営業の心理学

セルフハンディキャップ:あなたのプレゼンがお客様に響かない理由

知識が豊富で経験もあるのに、なぜかプレゼンテーションがうまくいかない営業マンがいます。それは、製品を魅力的に伝えることができていないからです。

プレゼンが苦手な営業マンに共通していることが、必要以上に謙遜するということです。「私のつたない説明で申し訳ございませんが……」というような言葉から始めます。

事前に苦手であることを伝えて、予防線を張っているのです。ここには、自分に対する評価が下がるのを防ごうとする心理が働いています。これを心理学で、「セルフハンディキャップ」といいます。

営業マンの自信が製品の良さを伝える

プレゼンテーションの成果は何よって決まるのでしょうか。もちろん、内容が重要であることに間違いはありません。お客様に分かりやすく、丁寧に説明することが営業マンには求められます。

しかし、お客様は意外と営業マンの話を聞いていないものです。説明している箇所とは別のページを見ていたり、頭の中で他のことを考えていたりします。

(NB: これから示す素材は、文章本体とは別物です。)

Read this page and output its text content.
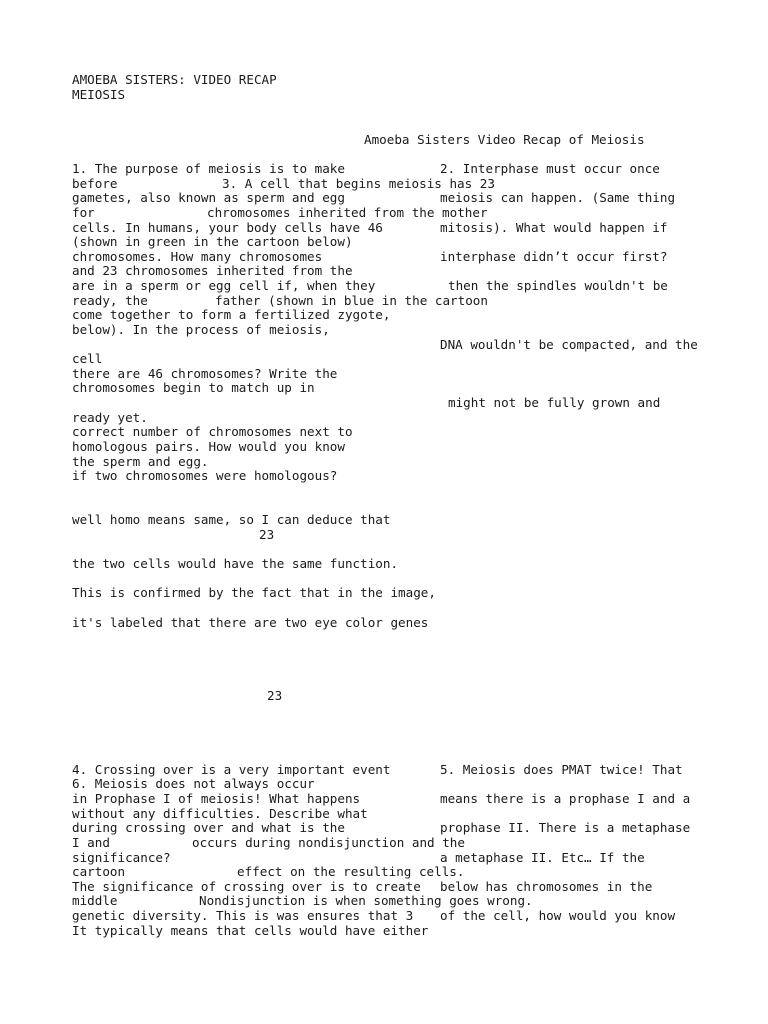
AMOEBA SISTERS: VIDEO RECAP

MEIOSIS

Amoeba Sisters Video Recap of Meiosis

1. The purpose of meiosis is to make	2. Interphase must occur once

before	3. A cell that begins meiosis has 23

gametes, also known as sperm and egg	meiosis can happen. (Same thing

for	chromosomes inherited from the mother

cells. In humans, your body cells have 46	mitosis). What would happen if

(shown in green in the cartoon below)

chromosomes. How many chromosomes	interphase didn’t occur first?

and 23 chromosomes inherited from the

are in a sperm or egg cell if, when they	then the spindles wouldn't be

ready, the	father (shown in blue in the cartoon

come together to form a fertilized zygote,

below). In the process of meiosis,

DNA wouldn't be compacted, and the

cell

there are 46 chromosomes? Write the

chromosomes begin to match up in

might not be fully grown and

ready yet.

correct number of chromosomes next to

homologous pairs. How would you know

the sperm and egg.

if two chromosomes were homologous?

well homo means same, so I can deduce that

23

the two cells would have the same function.

This is confirmed by the fact that in the image,

it's labeled that there are two eye color genes

23

4. Crossing over is a very important event	5. Meiosis does PMAT twice! That

6. Meiosis does not always occur

in Prophase I of meiosis! What happens	means there is a prophase I and a

without any difficulties. Describe what

during crossing over and what is the	prophase II. There is a metaphase

I and	occurs during nondisjunction and the

significance?	a metaphase II. Etc… If the

cartoon	effect on the resulting cells.

The significance of crossing over is to create below has chromosomes in the

middle	Nondisjunction is when something goes wrong.

genetic diversity. This is was ensures that 3 of the cell, how would you know

It typically means that cells would have either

実は言葉以外の要素が大きな鍵になっています。それが営業マンの「自信」です。プレゼンに対する自信や、自社商品・サービスに対する自信です。それが場の空気を作り、プレゼンの成果を高めているのです。

自信がない営業マンのプレゼンは、決まって言い訳から入ります。例えば、次のようなフレーズです。

「詳しい資料がないので簡単な説明しかできませんが……」

「まだ発売したばかりの製品のため詳しい情報が……」

事前に事情を伝えておけば、自分は悪く思われないだろうと考えているのです。しかし、お客様にとっては、単なる言い訳にしか聞こえません。そのため、「準備不足」「モチベーションが低い」という印象を与えます。

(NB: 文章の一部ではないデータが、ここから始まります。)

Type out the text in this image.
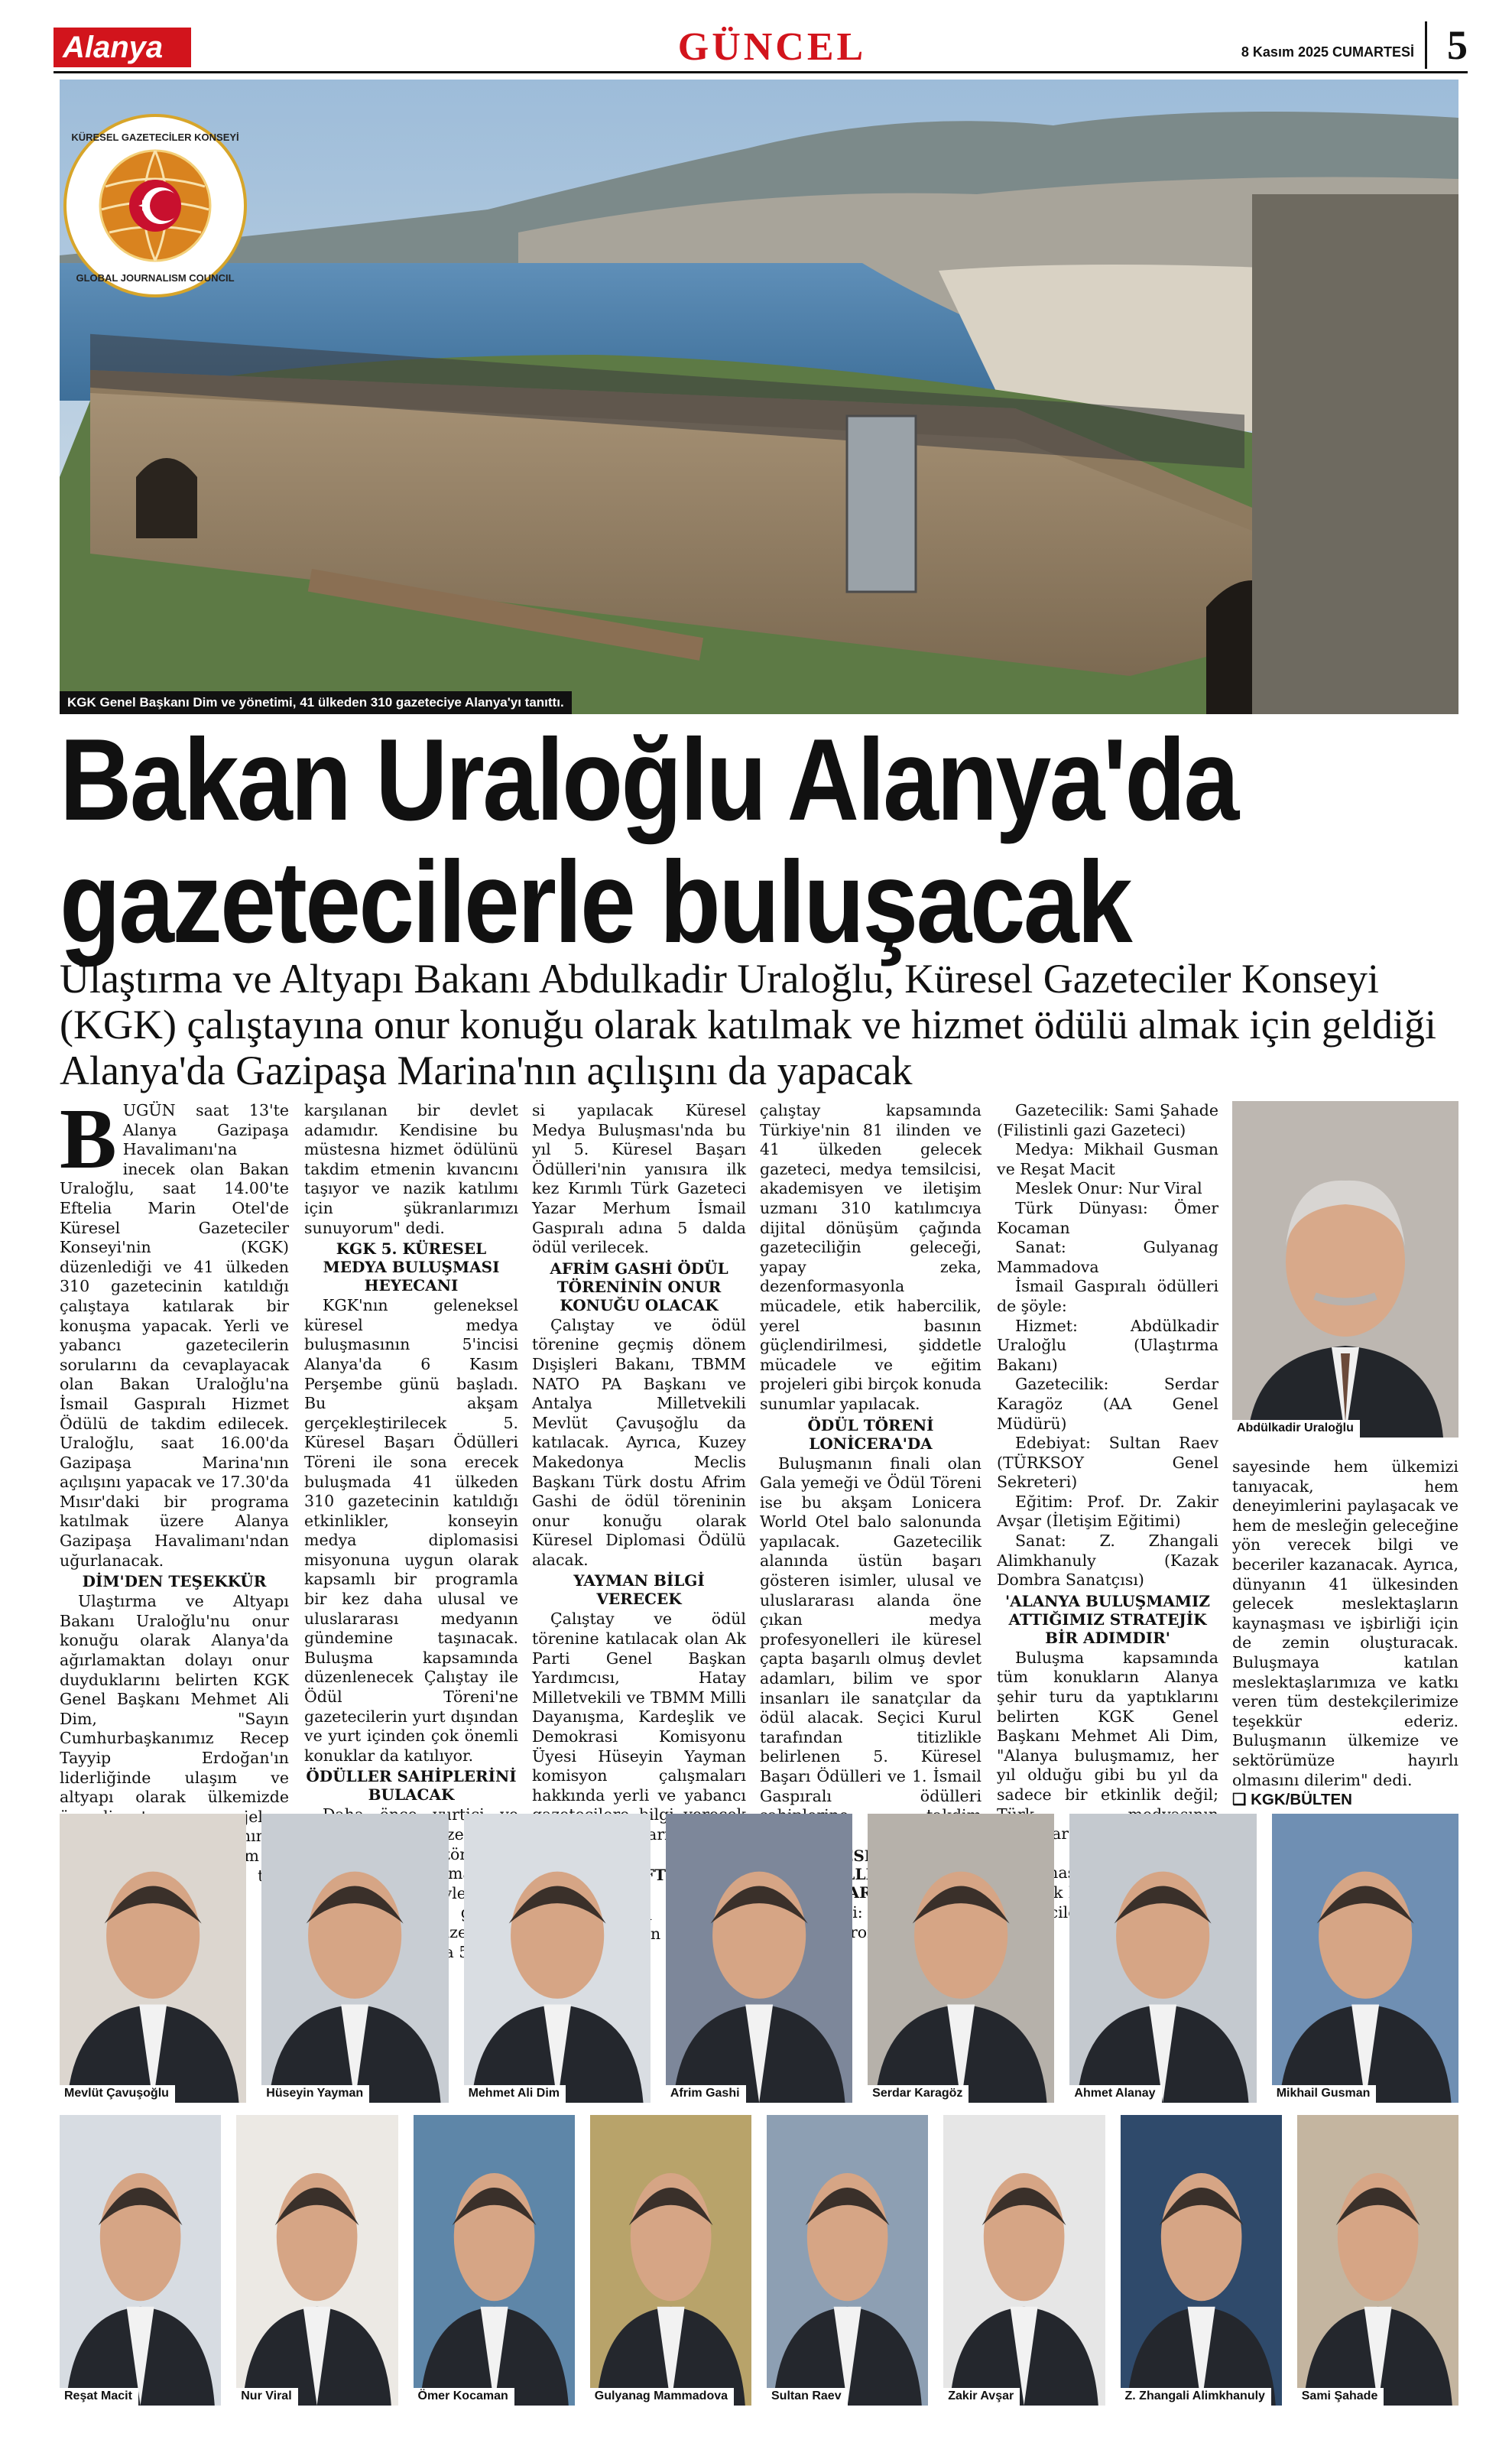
Alanya	GÜNCEL	8 Kasım 2025 CUMARTESİ 5
KÜRESEL GAZETECİLER KONSEYİ
GLOBAL JOURNALISM COUNCIL
KGK Genel Başkanı Dim ve yönetimi, 41 ülkeden 310 gazeteciye Alanya'yı tanıttı.
Bakan Uraloğlu Alanya'da
gazetecilerle buluşacak
Ulaştırma ve Altyapı Bakanı Abdulkadir Uraloğlu, Küresel Gazeteciler Konseyi (KGK) çalıştayına onur konuğu olarak katılmak ve hizmet ödülü almak için geldiği Alanya'da Gazipaşa Marina'nın açılışını da yapacak
B UGÜN saat 13'te Alanya Gazipaşa Havalimanı'na inecek olan Bakan Uraloğlu, saat 14.00'te Eftelia Marin Otel'de Küresel Gazeteciler Konseyi'nin (KGK) düzenlediği ve 41 ülkeden 310 gazetecinin katıldığı çalıştaya katılarak bir konuşma yapacak. Yerli ve yabancı gazetecilerin sorularını da cevaplayacak olan Bakan Uraloğlu'na İsmail Gaspıralı Hizmet Ödülü de takdim edilecek. Uraloğlu, saat 16.00'da Gazipaşa Marina'nın açılışını yapacak ve 17.30'da Mısır'daki bir programa katılmak üzere Alanya Gazipaşa Havalimanı'ndan uğurlanacak.

DİM'DEN TEŞEKKÜR

Ulaştırma ve Altyapı Bakanı Uraloğlu'nu onur konuğu olarak Alanya'da ağırlamaktan dolayı onur duyduklarını belirten KGK Genel Başkanı Mehmet Ali Dim, "Sayın Cumhurbaşkanımız Recep Tayyip Erdoğan'ın liderliğinde ulaşım ve altyapı olarak ülkemizde projelere

karşılanan bir devlet adamıdır. Kendisine bu müstesna hizmet ödülünü takdim etmenin kıvancını taşıyor ve nazik katılımı için şükranlarımızı sunuyorum" dedi.

KGK 5. KÜRESEL MEDYA BULUŞMASI HEYECANI

KGK'nın geleneksel küresel medya buluşmasının 5'incisi Alanya'da 6 Kasım Perşembe günü başladı. Bu akşam gerçekleştirilecek 5. Küresel Başarı Ödülleri Töreni ile sona erecek buluşmada 41 ülkeden 310 gazetecinin katıldığı etkinlikler, konseyin medya diplomasisi misyonuna uygun olarak kapsamlı bir programla bir kez daha ulusal ve uluslararası medyanın gündemine taşınacak. Buluşma kapsamında düzenlenecek Çalıştay ile Ödül Töreni'ne gazetecilerin yurt dışından ve yurt içinden çok önemli konuklar da katılıyor.

ÖDÜLLER SAHİPLERİNİ BULACAK

yurtiçi buluşmalar

si yapılacak Küresel Medya Buluşması'nda bu yıl 5. Küresel Başarı Ödülleri'nin yanısıra ilk kez Kırımlı Türk Gazeteci Yazar Merhum İsmail Gaspıralı adına 5 dalda ödül verilecek.

AFRİM GASHİ ÖDÜL TÖRENİNİN ONUR KONUĞU OLACAK

Çalıştay ve ödül törenine geçmiş dönem Dışişleri Bakanı, TBMM NATO PA Başkanı ve Antalya Milletvekili Mevlüt Çavuşoğlu da katılacak. Ayrıca, Kuzey Makedonya Meclis Başkanı Türk dostu Afrim Gashi de ödül töreninin onur konuğu olarak Küresel Diplomasi Ödülü alacak.

YAYMAN BİLGİ VERECEK

Çalıştay ve ödül törenine katılacak olan Ak Parti Genel Başkan Yardımcısı, Hatay Milletvekili ve TBMM Milli Dayanışma, Kardeşlik ve Demokrasi Komisyonu Üyesi Hüseyin Yayman komisyon çalışmaları hakkında yerli ve yabancı bilgi

çalıştay kapsamında Türkiye'nin 81 ilinden ve 41 ülkeden gelecek gazeteci, medya temsilcisi, akademisyen ve iletişim uzmanı 310 katılımcıya dijital dönüşüm çağında gazeteciliğin geleceği, yapay zeka, dezenformasyonla mücadele, etik habercilik, yerel basının güçlendirilmesi, şiddetle mücadele ve eğitim projeleri gibi birçok konuda sunumlar yapılacak.

ÖDÜL TÖRENİ LONİCERA'DA

Buluşmanın finali olan Gala yemeği ve Ödül Töreni ise bu akşam Lonicera World Otel balo salonunda yapılacak. Gazetecilik alanında üstün başarı gösteren isimler, ulusal ve uluslararası alanda öne çıkan medya profesyonelleri ile küresel çapta başarılı olmuş devlet adamları, bilim ve spor insanları ile sanatçılar da ödül alacak. Seçici Kurul tarafından titizlikle belirlenen 5. Küresel Başarı Ödülleri ve 1. İsmail Gaspıralı ödülleri

Prof.

Gazetecilik: Sami Şahade (Filistinli gazi Gazeteci)

Medya: Mikhail Gusman ve Reşat Macit

Meslek Onur: Nur Viral

Türk Dünyası: Ömer Kocaman

Sanat: Gulyanag Mammadova

İsmail Gaspıralı ödülleri de şöyle:

Hizmet: Abdülkadir Uraloğlu (Ulaştırma Bakanı)

Gazetecilik: Serdar Karagöz (AA Genel Müdürü)

Edebiyat: Sultan Raev (TÜRKSOY Genel Sekreteri)

Eğitim: Prof. Dr. Zakir Avşar (İletişim Eğitimi)

Sanat: Z. Zhangali Alimkhanuly (Kazak Dombra Sanatçısı)

'ALANYA BULUŞMAMIZ ATTIĞIMIZ STRATEJİK BİR ADIMDIR'

Buluşma kapsamında tüm konukların Alanya şehir turu da yaptıklarını belirten KGK Genel Başkanı Mehmet Ali Dim, "Alanya buluşmamız, her yıl olduğu gibi bu yıl da sadece bir etkinlik değil;

Abdülkadir Uraloğlu

sayesinde hem ülkemizi tanıyacak, hem deneyimlerini paylaşacak ve hem de mesleğin geleceğine yön verecek bilgi ve beceriler kazanacak. Ayrıca, dünyanın 41 ülkesinden gelecek meslektaşların kaynaşması ve işbirliği için de zemin oluşturacak. Buluşmaya katılan meslektaşlarımıza ve katkı veren tüm destekçilerimize teşekkür ederiz. Buluşmanın ülkemize ve sektörümüze hayırlı olmasını dilerim" dedi.

❑ KGK/BÜLTEN

Mevlüt Çavuşoğlu	Hüseyin Yayman	Mehmet Ali Dim	Afrim Gashi	Serdar Karagöz	Ahmet Alanay	Mikhail Gusman
Reşat Macit	Nur Viral	Ömer Kocaman	Gulyanag Mammadova	Sultan Raev	Zakir Avşar	Z. Zhangali Alimkhanuly	Sami Şahade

これでは、プレゼンがうまくいかないのは明らかです。営業マンのプレゼンに対する姿勢や心構えが、成果に大きく影響しているのです。

プレゼンテーションを改善する方法

また、口癖や無意識にでる言動などにも注意が必要です。特に多いのが、以下のようなケースです。

「すいません、それでは次に進ませて頂きます」

「価格でしょうか。すいません、次のページに記載がございまして……」

緊張しているのか、口癖なのか、「すいません」を連発する人が多いです。これが、営業マンの印象を悪くしています。お客様には、頼りない営業マンに見えてしまうのです。

一種の癖になっているので、なかなか本人では気づきません。特にお客様先では夢中になって話しているので、自分の会話を客観的にみることができません。

そこで、私が実際におこなっていた、プレゼンの改善方法について説明します。それは、商談での自分の会話をスマートフォンで録音しておくことです。打ち合わせ後にそれを聞いて、自分のトークを振り返るのです。

こうすることで、自分の「お客様に対する話し方」を客観的に知ることができます。そして、自分の声のトーンや話すスピード、言葉使いなどが適切かをチェックします。

例えば、「声が細くて説得力がない。今後は腹から声を出すことを意識しよう」「会話の中で『あの~』が多すぎるので注意しよう」というように自己診断を行います。

こうすることで、自分の癖や悪い箇所に気づくことができます。後は、それを改善していけばよいのです。

ひとつの言葉や、何気ない言動で、お客様の信用を失うことがあります。これを理解することで、プレゼンで必要なことがみえてきます。自分の話し方を振り返り、改善するようにしてください。